University of Arizona vs Washington

Marcos Moore and his son Matthew, season ticket holders from Yuma, watch the team warm up before Arizona takes on Washington at Arizona Stadium, Saturday, Sept. 24, 2016, Tucson, Ariz. Kelly Presnell / Arizona Daily Star

My former colleague Jon Wilner of the San Jose Mercury-News reported last week that Arizona received $28.6 million from the Pac-12 in the fiscal year 2015-16. That sum is similar to the other Pac-12 schools, an annual collection from media rights, and income from the NCAA basketball tournament and football bowl games.

Wilner’s report also disclosed that SEC schools were paid $40.5 million and that Big Ten schools were paid $34.8 million from annual conference revenues.

So how does Arizona keep up financially?

Two things happened last week that seem sure to be part of college sports over the next decade. One, the Cleveland Cavaliers will begin wearing a Goodyear logo on game jerseys next season.

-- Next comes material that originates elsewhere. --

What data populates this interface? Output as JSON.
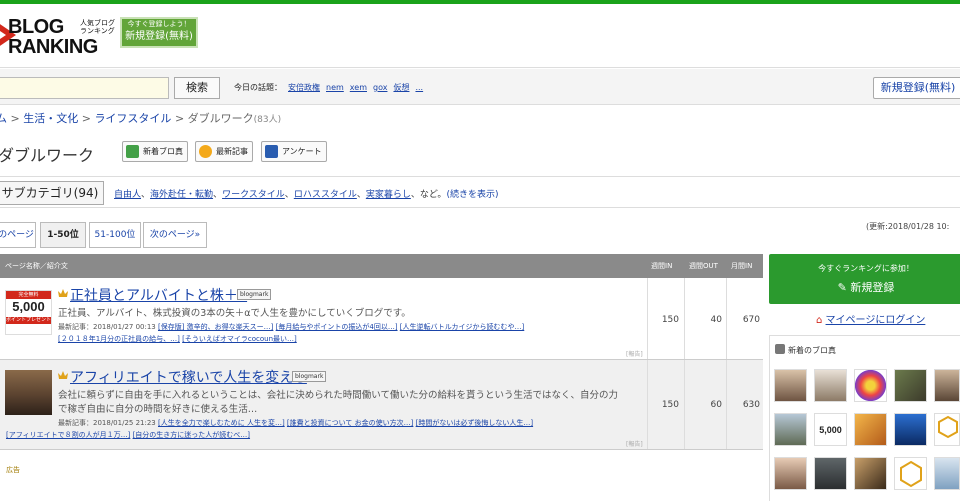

By 2020, it’s possible all Arizona athletic teams, and those in the Pac-12, will have similar corporate logos on their game-day gear (in addition to Nike, Adidas or Under Armour). The Pac-12 could arrange the sponsorship from someone like DISH (but not DirecTV) for several million per school, per year.

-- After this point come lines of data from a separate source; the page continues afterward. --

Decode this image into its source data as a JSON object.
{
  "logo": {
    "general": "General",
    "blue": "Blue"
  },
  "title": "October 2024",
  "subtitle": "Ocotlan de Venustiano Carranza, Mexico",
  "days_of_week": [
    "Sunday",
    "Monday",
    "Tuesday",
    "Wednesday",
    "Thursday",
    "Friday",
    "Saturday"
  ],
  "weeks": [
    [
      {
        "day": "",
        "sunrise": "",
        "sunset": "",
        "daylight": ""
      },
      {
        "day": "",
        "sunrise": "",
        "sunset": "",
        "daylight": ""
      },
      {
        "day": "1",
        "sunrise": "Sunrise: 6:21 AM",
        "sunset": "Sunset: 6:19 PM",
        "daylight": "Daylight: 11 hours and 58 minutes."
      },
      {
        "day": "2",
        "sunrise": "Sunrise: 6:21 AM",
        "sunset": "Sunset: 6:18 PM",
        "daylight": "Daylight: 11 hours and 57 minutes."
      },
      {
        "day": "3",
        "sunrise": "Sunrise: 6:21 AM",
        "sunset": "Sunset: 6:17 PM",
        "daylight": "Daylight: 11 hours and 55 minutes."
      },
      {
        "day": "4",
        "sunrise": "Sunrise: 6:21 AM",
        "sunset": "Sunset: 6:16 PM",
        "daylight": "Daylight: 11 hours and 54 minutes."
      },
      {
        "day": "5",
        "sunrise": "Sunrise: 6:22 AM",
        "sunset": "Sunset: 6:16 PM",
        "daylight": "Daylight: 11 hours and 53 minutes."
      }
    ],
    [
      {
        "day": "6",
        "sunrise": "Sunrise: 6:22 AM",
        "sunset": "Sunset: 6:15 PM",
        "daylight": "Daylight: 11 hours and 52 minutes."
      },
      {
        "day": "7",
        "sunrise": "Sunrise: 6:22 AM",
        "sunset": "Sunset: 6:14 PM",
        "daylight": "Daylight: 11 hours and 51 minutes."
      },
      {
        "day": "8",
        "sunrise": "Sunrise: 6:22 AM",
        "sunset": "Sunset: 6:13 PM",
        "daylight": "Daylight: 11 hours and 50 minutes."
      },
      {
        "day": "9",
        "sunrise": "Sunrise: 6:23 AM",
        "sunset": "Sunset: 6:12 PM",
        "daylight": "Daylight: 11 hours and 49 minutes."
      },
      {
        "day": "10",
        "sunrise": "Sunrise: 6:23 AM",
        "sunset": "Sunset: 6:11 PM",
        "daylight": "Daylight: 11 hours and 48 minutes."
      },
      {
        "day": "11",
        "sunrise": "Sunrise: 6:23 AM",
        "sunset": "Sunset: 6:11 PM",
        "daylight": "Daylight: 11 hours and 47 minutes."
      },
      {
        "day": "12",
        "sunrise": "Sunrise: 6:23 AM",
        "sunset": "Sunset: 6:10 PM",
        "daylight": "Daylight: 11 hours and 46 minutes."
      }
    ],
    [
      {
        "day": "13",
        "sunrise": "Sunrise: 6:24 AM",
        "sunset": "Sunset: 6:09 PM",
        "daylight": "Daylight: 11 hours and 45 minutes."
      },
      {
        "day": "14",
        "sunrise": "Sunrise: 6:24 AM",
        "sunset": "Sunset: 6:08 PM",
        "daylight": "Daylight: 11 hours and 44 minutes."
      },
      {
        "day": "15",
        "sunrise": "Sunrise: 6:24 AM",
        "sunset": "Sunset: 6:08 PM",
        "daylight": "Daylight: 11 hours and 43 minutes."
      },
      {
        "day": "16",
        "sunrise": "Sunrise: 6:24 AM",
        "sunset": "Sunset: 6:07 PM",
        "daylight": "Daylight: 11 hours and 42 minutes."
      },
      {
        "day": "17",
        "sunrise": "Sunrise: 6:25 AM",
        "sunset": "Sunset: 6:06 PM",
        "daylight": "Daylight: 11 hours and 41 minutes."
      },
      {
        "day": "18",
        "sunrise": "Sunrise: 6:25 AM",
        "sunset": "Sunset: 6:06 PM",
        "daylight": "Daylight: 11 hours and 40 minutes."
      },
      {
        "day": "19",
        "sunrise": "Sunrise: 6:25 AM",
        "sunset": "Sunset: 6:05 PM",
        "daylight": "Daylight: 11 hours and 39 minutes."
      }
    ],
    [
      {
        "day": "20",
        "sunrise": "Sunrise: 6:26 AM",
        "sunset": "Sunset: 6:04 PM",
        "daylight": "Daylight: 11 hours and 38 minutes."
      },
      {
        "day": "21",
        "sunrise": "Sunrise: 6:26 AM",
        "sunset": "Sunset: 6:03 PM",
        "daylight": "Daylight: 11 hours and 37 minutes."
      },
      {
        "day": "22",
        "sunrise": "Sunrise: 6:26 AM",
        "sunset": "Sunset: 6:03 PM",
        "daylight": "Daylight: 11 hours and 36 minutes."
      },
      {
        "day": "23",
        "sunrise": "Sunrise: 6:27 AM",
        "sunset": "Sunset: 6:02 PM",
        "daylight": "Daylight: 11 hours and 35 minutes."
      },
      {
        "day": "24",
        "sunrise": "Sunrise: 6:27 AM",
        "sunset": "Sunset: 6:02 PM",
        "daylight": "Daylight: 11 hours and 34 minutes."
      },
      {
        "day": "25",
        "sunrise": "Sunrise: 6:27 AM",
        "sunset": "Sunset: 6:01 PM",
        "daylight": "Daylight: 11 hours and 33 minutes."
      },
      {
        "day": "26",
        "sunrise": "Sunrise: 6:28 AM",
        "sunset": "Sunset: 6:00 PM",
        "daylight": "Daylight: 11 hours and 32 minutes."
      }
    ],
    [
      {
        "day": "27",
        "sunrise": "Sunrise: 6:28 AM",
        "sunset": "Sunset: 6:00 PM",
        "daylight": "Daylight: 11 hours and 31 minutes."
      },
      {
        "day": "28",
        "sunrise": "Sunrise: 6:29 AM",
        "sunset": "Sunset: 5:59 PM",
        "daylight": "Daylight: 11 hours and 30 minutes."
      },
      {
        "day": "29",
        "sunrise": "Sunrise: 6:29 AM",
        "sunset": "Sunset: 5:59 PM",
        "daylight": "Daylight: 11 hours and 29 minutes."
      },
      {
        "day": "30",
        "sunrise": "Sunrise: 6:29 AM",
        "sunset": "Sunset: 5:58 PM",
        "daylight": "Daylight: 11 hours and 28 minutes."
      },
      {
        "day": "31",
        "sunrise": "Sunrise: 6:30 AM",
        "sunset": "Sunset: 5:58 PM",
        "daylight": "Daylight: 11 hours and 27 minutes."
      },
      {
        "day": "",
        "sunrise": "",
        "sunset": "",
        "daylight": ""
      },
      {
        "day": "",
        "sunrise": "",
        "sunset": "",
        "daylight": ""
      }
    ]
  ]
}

USC is expected to announce it will sell naming rights to the historic Los Angeles Coliseum for as much as $70 million over 15 years. Once that dam breaks, anything goes. In the Pac-12, only Washington — with Alaska Airlines Field at Husky Stadium — has sold naming rights to its football stadium. The Huskies are being paid $41 million over 10 years.

Wilner wrote that, “barring a major new revenue stream, each Pac-12 school will be $12-plus million behind its SEC and Big Ten peers for the final seven years of the conference’s media rights deal, which runs through 2023-24.”

The math is sobering: Seven years of a $12 million per year deficit per Pac-12 school is $84 million per school over the seven years. That’s close to $1 billion during the life of the league’s media rights package.

The kicker to this economic gloom is that Oregon athletic director Rob Mullens last week told The Oregonian that the demand for football tickets to Autzen Stadium “softened” even while the Ducks went to the 2015 college football playoffs and deployed Heisman Trophy quarterback Marcus Mariota.

“The buying public has changed,” Mullens said. “Sports consumption has changed, both live and through media outlets.”

But financial issues are for the suits, right?

Right now, in May 2017, the biggest sports issue in Tucson is whether Rawle Alkins will return to McKale Center for his sophomore season.